How much does Gemini Enterprise cost per user?

Business edition starts at around $21/user/month on annual commitment. Standard is $30 annual or $35 flexible. Plus is $50 annual or $60 flexible. Frontline is custom-priced and typically aimed at very large deskless workforces. Volume discounts of 10 to 20 percent are available above 500 seats.

What's the difference between Gemini Enterprise and Google Agentspace?
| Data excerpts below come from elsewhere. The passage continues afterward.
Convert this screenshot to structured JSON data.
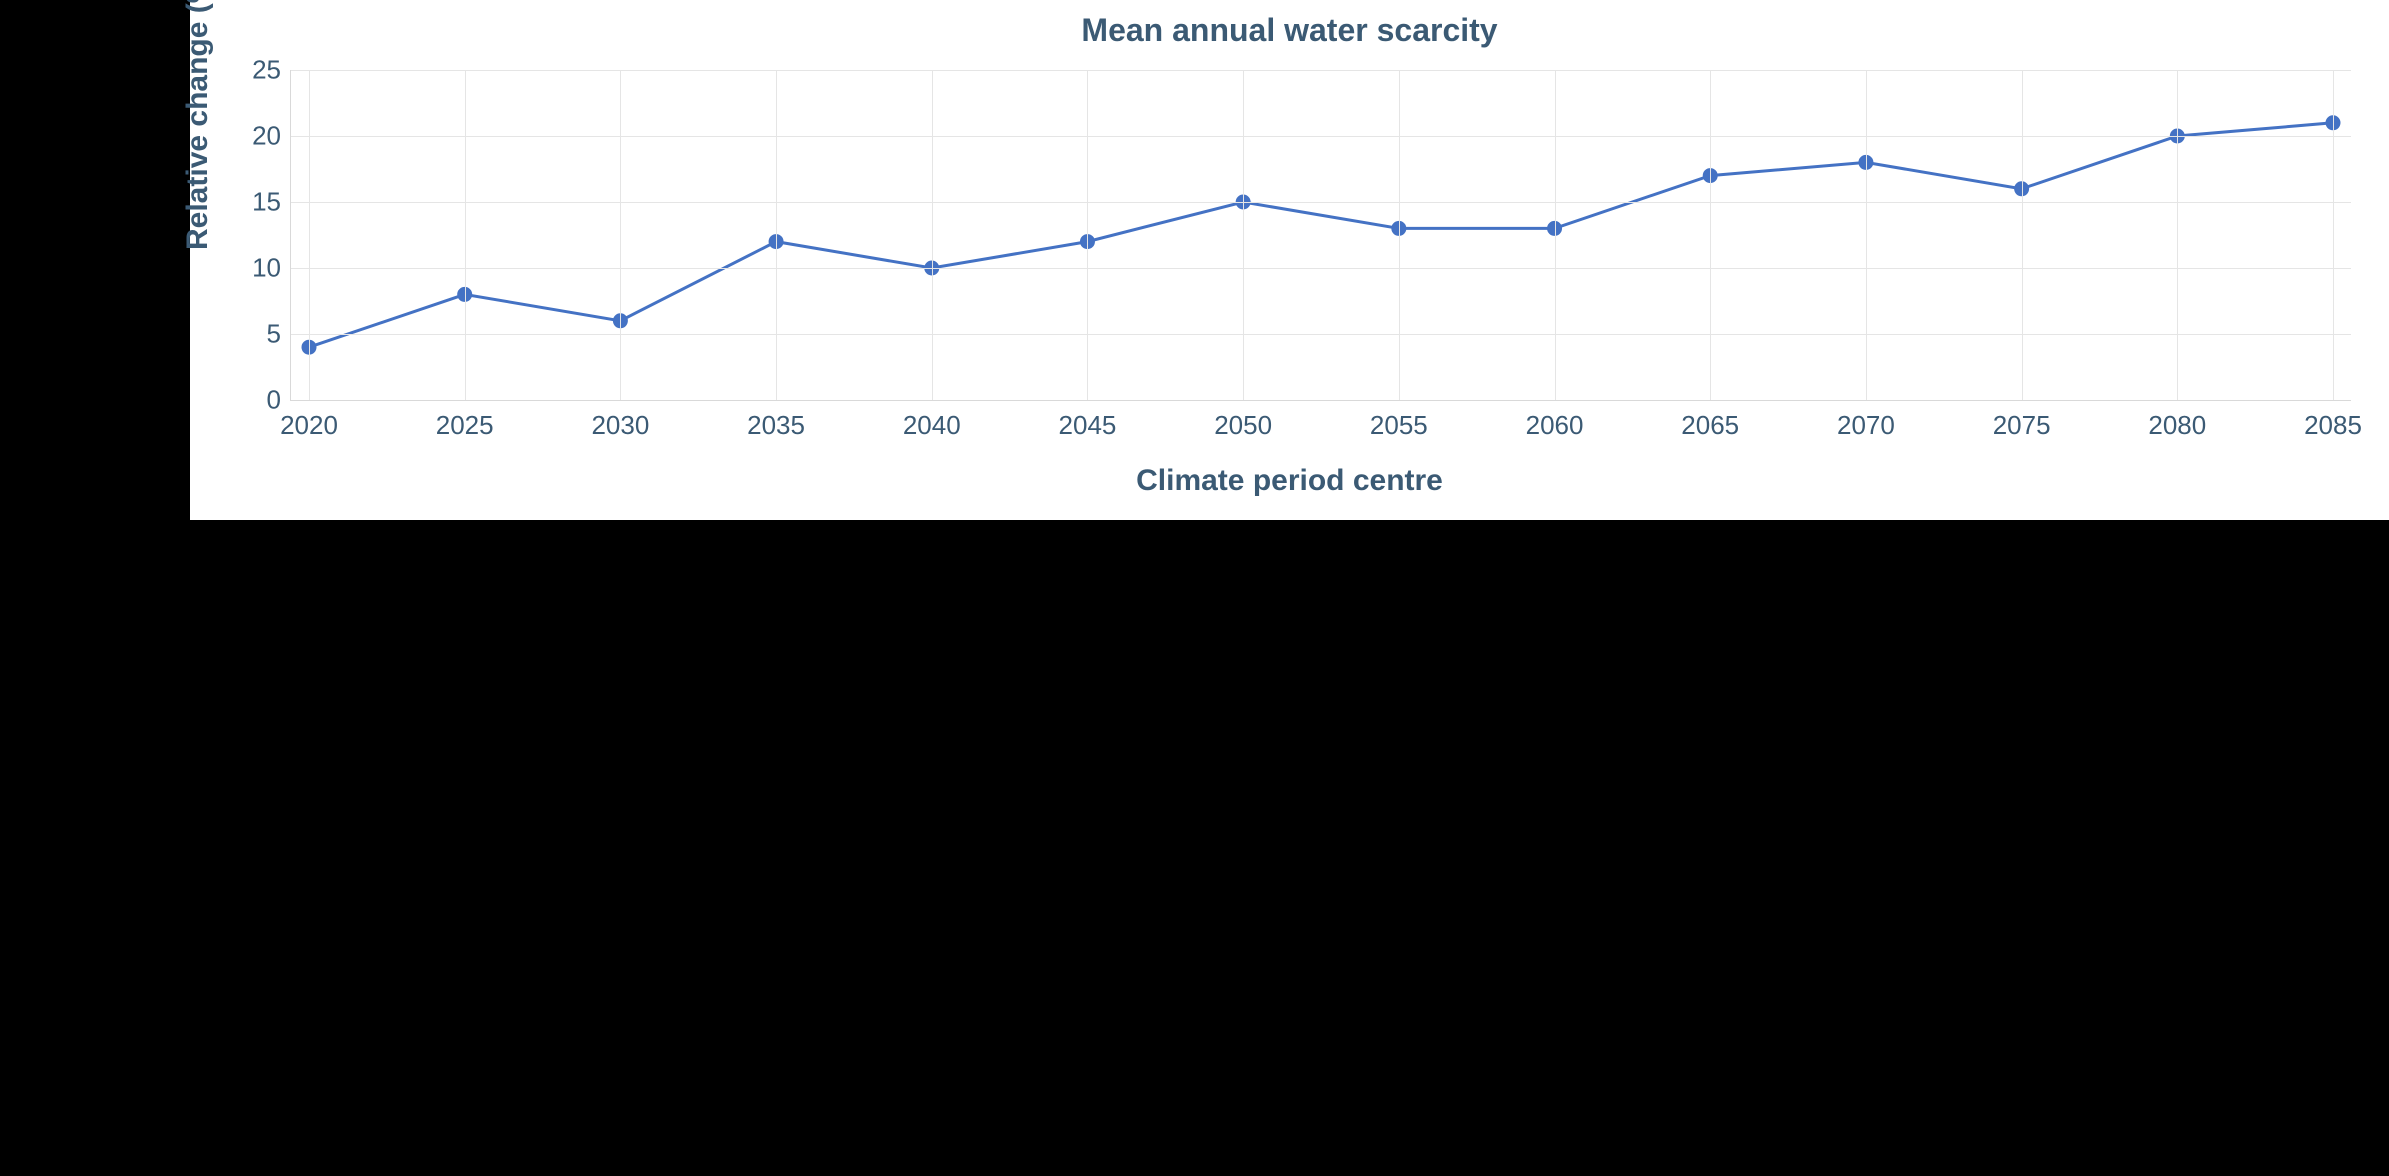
{
  "chart_data": {
    "type": "line",
    "title": "Mean annual water scarcity",
    "xlabel": "Climate period centre",
    "ylabel": "Relative change (%)",
    "ylim": [
      0,
      25
    ],
    "y_ticks": [
      0,
      5,
      10,
      15,
      20,
      25
    ],
    "categories": [
      "2020",
      "2025",
      "2030",
      "2035",
      "2040",
      "2045",
      "2050",
      "2055",
      "2060",
      "2065",
      "2070",
      "2075",
      "2080",
      "2085"
    ],
    "values": [
      4,
      8,
      6,
      12,
      10,
      12,
      15,
      13,
      13,
      17,
      18,
      16,
      20,
      21
    ]
  },
  "annotations": {
    "dotted_line_categories": [
      "2020",
      "2025",
      "2030"
    ]
  }
}
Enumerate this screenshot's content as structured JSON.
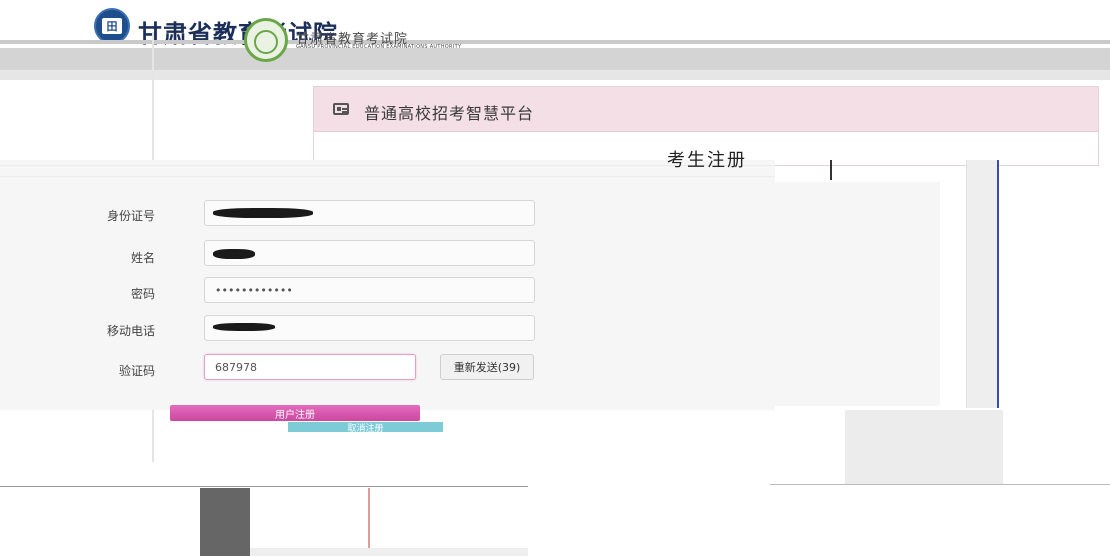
{
  "header": {
    "site_title": "甘肃省教育考试院",
    "logo2_text": "甘肃省教育考试院",
    "logo2_en": "GANSU PROVINCIAL EDUCATION EXAMINATIONS AUTHORITY"
  },
  "panel": {
    "title": "普通高校招考智慧平台",
    "register_heading": "考生注册"
  },
  "form": {
    "id_label": "身份证号",
    "name_label": "姓名",
    "password_label": "密码",
    "password_value": "••••••••••••",
    "phone_label": "移动电话",
    "captcha_label": "验证码",
    "captcha_value": "687978",
    "resend_label": "重新发送(39)"
  },
  "buttons": {
    "submit_label": "用户注册",
    "cancel_label": "取消注册"
  },
  "colors": {
    "panel_head": "#f3dfe5",
    "primary_button": "#d35aae",
    "secondary_button": "#7ecbd8"
  }
}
Gemini Enterprise is built on the technology previously branded as Agentspace. When Google launched Gemini Enterprise in October 2025, it folded Agentspace into it as the underlying agent platform. If you see "Agentspace" referenced today, it is functionally the same product as Gemini Enterprise.

Do I need Google Workspace to use Gemini Enterprise?

No. Gemini Enterprise is sold separately and runs on Google Cloud. You can deploy it without Workspace, though most organisations using it also use Workspace, and the integration between the two is tighter than with Microsoft 365.

Can Gemini Enterprise read my Microsoft 365 data?

Yes, with the appropriate connectors. The Standard and Plus editions include connectors for SharePoint, OneDrive, Outlook and Teams.

Is my data used to train Google's models?

No. Gemini Enterprise customer data is contractually excluded from model training under the standard enterprise terms. This is different from the consumer Gemini app, where free-tier interactions can be used for training.

Can I try it before committing?

Google offers trial access through their sales team. Most partners (us included) can also run a paid pilot at a smaller seat count with a shorter commit, which is usually a better way to validate the platform than a free trial because it includes connector setup and a real workflow.

What models does Gemini Enterprise use?

The platform routes between Gemini 2.5 Pro, Gemini 3 Pro, Gemini 3 Flash and Gemini Flash-Lite depending on the task. Power users on the Plus tier get access to the higher-end thinking models for complex agent reasoning. You do not pick the model directly; the platform routes for you.

Last updated 9 May 2026. Gemini Enterprise pricing and edition structure is current as of the date of writing. We update this guide whenever Google ships material changes to the platform.